Having Jill pick up boltcutters and go "these could be used to cut the chains on a door..." while looking straight ahead at a bolted door sets the tone early on, but critiquing the game for this would be treading too closely on its father's hallowed ground; almost everything dumb and gung about this RE3 was present in that RE4 too, so let RE who is without sin cast the first stone.
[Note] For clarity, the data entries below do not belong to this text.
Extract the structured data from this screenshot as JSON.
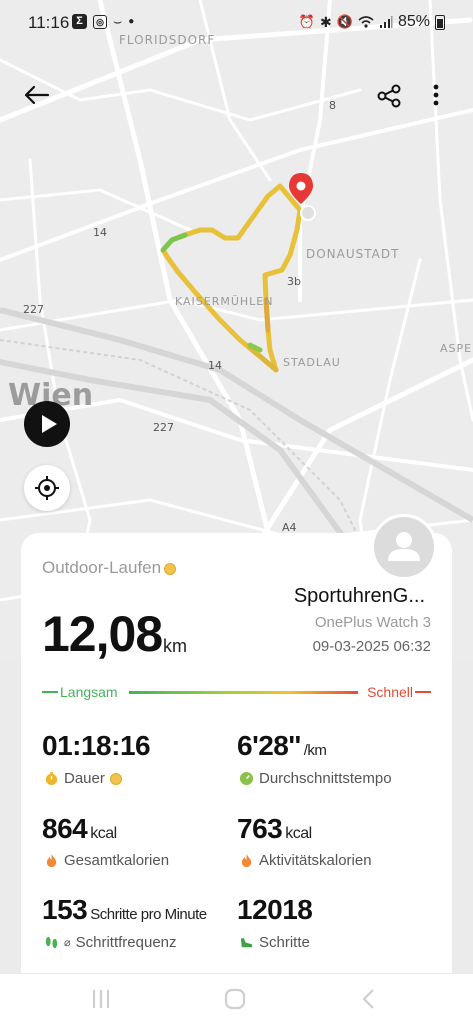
{
  "status_bar": {
    "time": "11:16",
    "battery": "85%",
    "icons": [
      "sigma-app-icon",
      "instagram-icon",
      "amazon-icon",
      "dot-icon",
      "alarm-icon",
      "bluetooth-icon",
      "mute-icon",
      "wifi-icon",
      "signal-icon",
      "battery-icon"
    ]
  },
  "map": {
    "labels": {
      "floridsdorf": "FLORIDSDORF",
      "donaustadt": "DONAUSTADT",
      "kaisermuehlen": "KAISERMÜHLEN",
      "stadlau": "STADLAU",
      "aspe": "ASPE",
      "wien": "Wien"
    },
    "road_numbers": [
      "8",
      "14",
      "3b",
      "227",
      "14",
      "227",
      "A4"
    ],
    "route_colors": {
      "slow": "#6cc24a",
      "medium": "#e6c536",
      "fast": "#e8a030"
    },
    "marker_color": "#e53935"
  },
  "header": {
    "back_icon": "arrow-left-icon",
    "share_icon": "share-icon",
    "more_icon": "more-vertical-icon"
  },
  "summary": {
    "activity_type": "Outdoor-Laufen",
    "distance": "12,08",
    "distance_unit": "km",
    "user_name": "SportuhrenG...",
    "device": "OnePlus Watch 3",
    "datetime": "09-03-2025 06:32"
  },
  "speed_legend": {
    "slow": "Langsam",
    "fast": "Schnell",
    "slow_color": "#45b25b",
    "fast_color": "#e04c35"
  },
  "stats": {
    "duration": {
      "value": "01:18:16",
      "label": "Dauer"
    },
    "pace": {
      "value": "6'28''",
      "unit": "/km",
      "label": "Durchschnittstempo"
    },
    "total_calories": {
      "value": "864",
      "unit": "kcal",
      "label": "Gesamtkalorien"
    },
    "active_calories": {
      "value": "763",
      "unit": "kcal",
      "label": "Aktivitätskalorien"
    },
    "cadence": {
      "value": "153",
      "unit": "Schritte pro Minute",
      "label": "Schrittfrequenz"
    },
    "steps": {
      "value": "12018",
      "label": "Schritte"
    }
  },
  "nav_bar": {
    "items": [
      "recents-icon",
      "home-icon",
      "back-icon"
    ]
  }
}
With the bar set low, there's an unsurprising consistency to how every subsequent puzzle operates precisely one rung below what would be considered an entertaingly 'clever' solution. You'll often pick up an item and think "Aha! So if I just take this to...", only to find the game is all but making it unavoidable that you and your Clown Key will see the Clown Door on your way down the only unbarricaded corridor in a dozen-block radius. It's merely an Imagine Babiez simulation of the Resident Evil mansion-crawler, but nonetheless an enjoyable one. To unload 125 bullets into a zombie and still have enough rounds to glibly massacre twelve more feels positively philistinic when coming straight off the train from Resident Evil 2, but I think this is an admirably different experience - especially given they're in the same engine. RE3 is impressive in its own way - I could actually feel the old Mercenaries DNA bubbling up to the surface during the hospital holdout, and that made me really glad I finally gave up a few hours to play through it. Good times.

I remember borrowing a friend's copy of this game midway through 2020, but ultimately decided against inserting the disc. Something instinctive told me that this game would be Too Much during a pandemic, and I'm sad-glad to learn my gut was right. As I alluded to way back when, 2020 was the first and hopefully last time in my life I'll watch a real human body in a plastic bag be dropped into a makeshift grave, and this game was full to the brim with that same image. Just surreal to think about April 2020 again, isn't it? That unpleasant memory mingled with the game's, giving those opening street sections a unique morbidity that zombie movies never used to have for me; something formerly cartoonish is now psychologically horrific, closing the gap between survival horror as it exists in reality and in fiction. Kinda funny that I was thinking about all of it, again, in a computer game where someone shouts "suck on this, bitch!" while unloading a railgun into a giant tentacle monster. But that's exactly what I wanted to do to the killer virus too.